24L’exemple le plus probant de cette assimilation de la merveille bretonne par le miracle chrétien est bien celui de la lance : objet d’étonnement à cause du sang qui en coule dans Le Conte du Graal, elle reçoit dans la Première Continuation une origine historique, en devenant la lance de Longin. « Esquivant la question logique, le continuateur lui substitue une révélation sur l’origine de la lance, » si bien que « [la] merveille est absorbée par le merveilleux. » (p. 389) et que « [l]’écriture historicisante a complètement évacué les questions posées par Chrétien. » (p. 390)

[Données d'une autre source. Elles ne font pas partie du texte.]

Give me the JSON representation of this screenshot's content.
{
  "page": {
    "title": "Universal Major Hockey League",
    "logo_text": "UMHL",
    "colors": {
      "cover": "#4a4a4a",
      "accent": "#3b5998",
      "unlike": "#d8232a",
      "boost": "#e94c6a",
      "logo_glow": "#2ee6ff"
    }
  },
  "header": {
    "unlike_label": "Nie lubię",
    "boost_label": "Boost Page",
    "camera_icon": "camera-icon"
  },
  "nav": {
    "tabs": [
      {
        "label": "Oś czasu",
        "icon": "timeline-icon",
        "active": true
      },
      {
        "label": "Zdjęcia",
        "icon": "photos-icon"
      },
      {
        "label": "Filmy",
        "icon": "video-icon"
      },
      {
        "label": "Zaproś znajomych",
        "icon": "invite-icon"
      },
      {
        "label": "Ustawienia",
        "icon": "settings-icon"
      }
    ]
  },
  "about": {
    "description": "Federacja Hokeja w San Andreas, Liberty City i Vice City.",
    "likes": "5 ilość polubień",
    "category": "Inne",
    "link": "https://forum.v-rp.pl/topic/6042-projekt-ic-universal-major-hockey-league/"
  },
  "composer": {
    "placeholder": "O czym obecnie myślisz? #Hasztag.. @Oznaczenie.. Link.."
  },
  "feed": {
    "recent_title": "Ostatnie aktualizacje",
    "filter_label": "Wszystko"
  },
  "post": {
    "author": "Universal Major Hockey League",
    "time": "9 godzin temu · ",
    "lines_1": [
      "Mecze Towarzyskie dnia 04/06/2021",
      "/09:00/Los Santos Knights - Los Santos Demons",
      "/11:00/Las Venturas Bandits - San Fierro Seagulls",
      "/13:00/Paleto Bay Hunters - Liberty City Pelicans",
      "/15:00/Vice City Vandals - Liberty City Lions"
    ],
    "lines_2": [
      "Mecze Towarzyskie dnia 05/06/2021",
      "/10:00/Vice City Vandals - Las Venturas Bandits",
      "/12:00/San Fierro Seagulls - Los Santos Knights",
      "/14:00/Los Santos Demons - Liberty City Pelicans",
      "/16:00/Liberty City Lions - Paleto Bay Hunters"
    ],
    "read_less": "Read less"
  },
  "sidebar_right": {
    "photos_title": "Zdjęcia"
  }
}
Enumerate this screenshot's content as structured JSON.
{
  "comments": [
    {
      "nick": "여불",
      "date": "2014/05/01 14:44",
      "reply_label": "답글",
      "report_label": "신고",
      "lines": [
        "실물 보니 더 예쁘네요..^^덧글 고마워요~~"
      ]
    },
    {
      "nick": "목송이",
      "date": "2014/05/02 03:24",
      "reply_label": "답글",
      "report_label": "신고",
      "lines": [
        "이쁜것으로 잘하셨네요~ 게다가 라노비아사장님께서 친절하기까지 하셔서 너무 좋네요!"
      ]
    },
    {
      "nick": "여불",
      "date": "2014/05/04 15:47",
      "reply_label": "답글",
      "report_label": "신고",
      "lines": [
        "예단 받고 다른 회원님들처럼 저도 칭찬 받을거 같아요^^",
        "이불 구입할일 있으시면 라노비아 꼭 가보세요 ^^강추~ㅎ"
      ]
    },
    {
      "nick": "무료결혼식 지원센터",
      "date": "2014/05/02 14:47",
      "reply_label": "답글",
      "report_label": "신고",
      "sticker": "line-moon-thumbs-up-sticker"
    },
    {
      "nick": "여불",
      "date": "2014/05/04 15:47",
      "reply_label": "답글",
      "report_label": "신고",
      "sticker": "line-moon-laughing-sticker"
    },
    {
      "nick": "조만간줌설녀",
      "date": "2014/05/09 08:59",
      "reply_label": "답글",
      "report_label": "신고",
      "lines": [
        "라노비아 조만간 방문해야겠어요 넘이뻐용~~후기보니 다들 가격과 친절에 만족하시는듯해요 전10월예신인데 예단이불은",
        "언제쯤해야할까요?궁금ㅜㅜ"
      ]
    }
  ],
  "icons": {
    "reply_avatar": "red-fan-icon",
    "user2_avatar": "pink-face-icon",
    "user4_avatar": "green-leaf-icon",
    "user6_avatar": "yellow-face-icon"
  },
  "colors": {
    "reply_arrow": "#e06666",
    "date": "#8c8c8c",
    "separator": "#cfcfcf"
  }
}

25Ainsi, à travers ce recueil d’articles publiés indépendamment les uns des autres, c’est bien un parcours tout à fait cohérent que Francis Dubost nous invite à suivre. Des théories et des concepts exposés avec clarté, l’on passe dans la seconde partie à des études précises illustrant et approfondissant le contenu théorique de la première. Il semble presque que l’ouvrage — en particulier dans sa seconde partie — soit composé de façon à suivre la progression de la matière de Bretagne elle‑même, depuis le merveilleux breton et féerique des Lais de Marie de France jusqu’au merveilleux du miracle graalien tel qu’on le trouve dans La Queste del Saint Graal, et à la fin du monde arthurien qu’il entraîne dans La Mort le roi Artu. Et la proximité ainsi créée entre la matière littéraire et sa critique permet au recueil de révéler la « merveille médiévale » sous un éclairage nouveau, de l’amener en quelque sorte à la vie en la rendant plus immédiatement perceptible aux lecteurs du xxie siècle que nous sommes.